How to Grow this Lent
Unbelievably, today is Ash Wednesday. In just a few hours, the hunger pangs will start to set in as we observe the first of two fasting days this year. Masses today will undoubtedly be crowed by the faithful looking to mark the beginning of this penitential and fruitful season.
Over the past few weeks, you may have noticed that many fast food chains have started to market heavily their fish options. I think it’s pretty funny that they cater to us every time this year. It also shows the remarkable market strength Christians have when we band together.
The question on everyone’s mind, including mine, is how can we grow this Lent? Over the past two weeks, I’ve been promoting my most recent book, Grant Us Peace, as one possible aid in your Lenten journey. Although it is a 21 day retreat, as opposed to the full 40 days of Lent, I wrote it specifically for times like these. It seems that around Ash Wednesday each year, many Catholics recognize how far they are from the spiritual life that they wish they had and are eager to hit the restart button. If that sounds like you, “Grant Us Peace” is the right book for you now.

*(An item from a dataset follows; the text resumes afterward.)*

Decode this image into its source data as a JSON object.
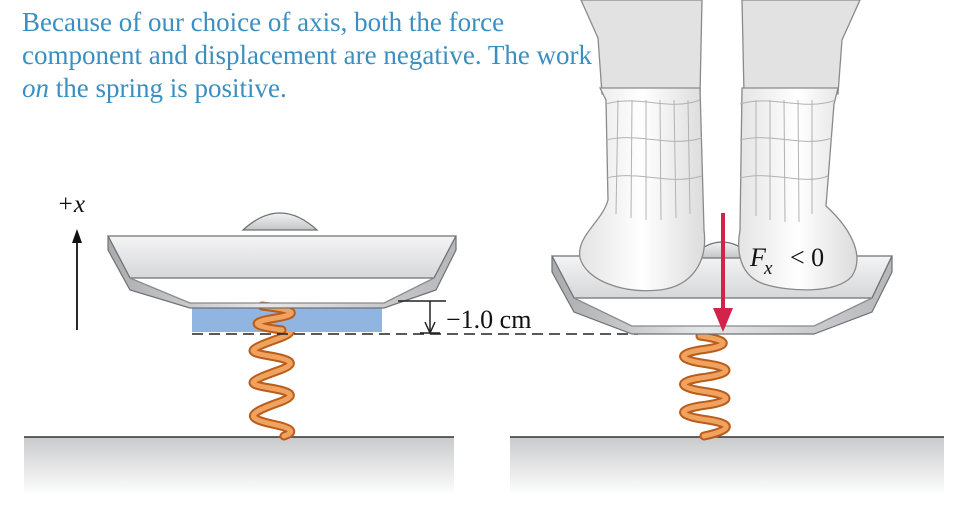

What’s perhaps even better than the newness that Lent brings is how excited the clergy gets. It’s wonderful when priests dramatically increase the frequency and prevalence of liturgies and devotionals. Stations of the Cross are offered weekly, a few extra daily Masses are added to the schedule, some very early in the morning and others at night. This is really great because it caters to members of the parish who wish they could participate more actively in the daily life of the Church, but their work schedule precludes them from doing so. Your parish might even have a speaker series or a mission happen during Lent and, of course, there will be a penance service. The penance service is awesome because you really feel comfortable confessing your worst sins to a priest that you’ll likely never see again.
As we start this 40 day journey, I want you to take a good look at the full schedule at your parish and find some ways to more actively participate with you and your family, especially in the Easter Triduum. These liturgies are sublime and, when you really get into them, are not at all boring or old fashioned. They are beautiful expressions of faith that allow us to better understand how sin effects the entire Church.
This Lent, find ways at home to enrich your family’s spiritual life. Be reflective, be resolute, and immerse yourself in this season. Read the Sunday readings together on Saturday, pray a rosary together, or even just start praying together in the evening. Do something and make it a priority.
Lent is a beautiful opportunity for a grand spiritual restart. Don’t wait until Holy Week to start yours.